Aggiornamento ore 16:00 - Mitsubishi ammette la manipolazione dei dati di consumo del carburante di circa 625.000 Minicar vendute in Giappone. "Nel processo di certificazione per le mini-auto prodotte da MMC, abbiamo effettuato i test di consumo di carburante presentati al Ministero del Territorio, Infrastrutture, trasporti e il turismo o MLIT, in modo improprio per presentare tassi di consumo più bassi rispetto agli attuali, attraverso un metodo di prova, effettuato in modo diverso da quello previsto dalla legge giapponese. Esprimiamo profonde scuse a tutti i nostri clienti e le parti interessate per questo problema" si legge in un comunicato. La manipolazione dei dati sarebbe relativa a quattro modelli di mini car prodotte da Mitsubishi Motor. La casa automobilistica giapponese ha interrotto produzione e vendite delle vetture in questione.

Mitsubishi ammette irregolarità su test emissioni e crolla in Borsa

Aggiornamento ore 10:50 - Mitsubishi accuserebbe i suoi stessi impiegati di aver truccato i test delle emissioni di molti modelli. Se ne saprà di più dopo la conferenza stampa indetta dalla casa giapponese per autodenunciare le irregolarità.
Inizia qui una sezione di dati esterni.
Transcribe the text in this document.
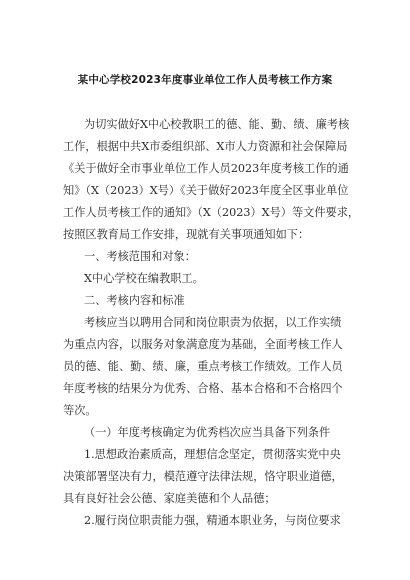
某中心学校2023年度事业单位工作人员考核工作方案
为切实做好X中心校教职工的德、能、勤、绩、廉考核
工作，根据中共X市委组织部、X市人力资源和社会保障局
《关于做好全市事业单位工作人员2023年度考核工作的通
知》（X（2023）X号）《关于做好2023年度全区事业单位
工作人员考核工作的通知》（X（2023）X号）等文件要求，
按照区教育局工作安排，现就有关事项通知如下：
一、考核范围和对象：
X中心学校在编教职工。
二、考核内容和标准
考核应当以聘用合同和岗位职责为依据，以工作实绩
为重点内容，以服务对象满意度为基础，全面考核工作人
员的德、能、勤、绩、廉，重点考核工作绩效。工作人员
年度考核的结果分为优秀、合格、基本合格和不合格四个
等次。
（一）年度考核确定为优秀档次应当具备下列条件
1.思想政治素质高，理想信念坚定，贯彻落实党中央
决策部署坚决有力，模范遵守法律法规，恪守职业道德，
具有良好社会公德、家庭美德和个人品德；
2.履行岗位职责能力强，精通本职业务，与岗位要求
Altro scandalo emissioni truccate alle viste nel settore auto, con la Mitsubishi che ammette di aver riscontrato "irregolarità nei test sulle emissioni" relativi alle proprie vetture.

Dopo il dieselgate Volkswagen, è la nipponica Mitsubishi a entrare nell'occhio del ciclone solo che a differenza della casa automobilistica tedesca, che è stata scoperta dalle autorità USA, Mitsubishi confessa da sola le irregolarità facendo pubblica ammenda.

La prima conseguenza è il crollo del titolo di Mitsubishi Motors che chiude con un -15% alla borsa di Tokyo. La società giapponese ha annunciato per oggi una conferenza stampa del direttore generale Tetsuro Aikawa sulle "irregolarità nei test sulle emissioni" dei suoi veicoli parlando di "condotte improprie" ma non ha fornito altri dettagli.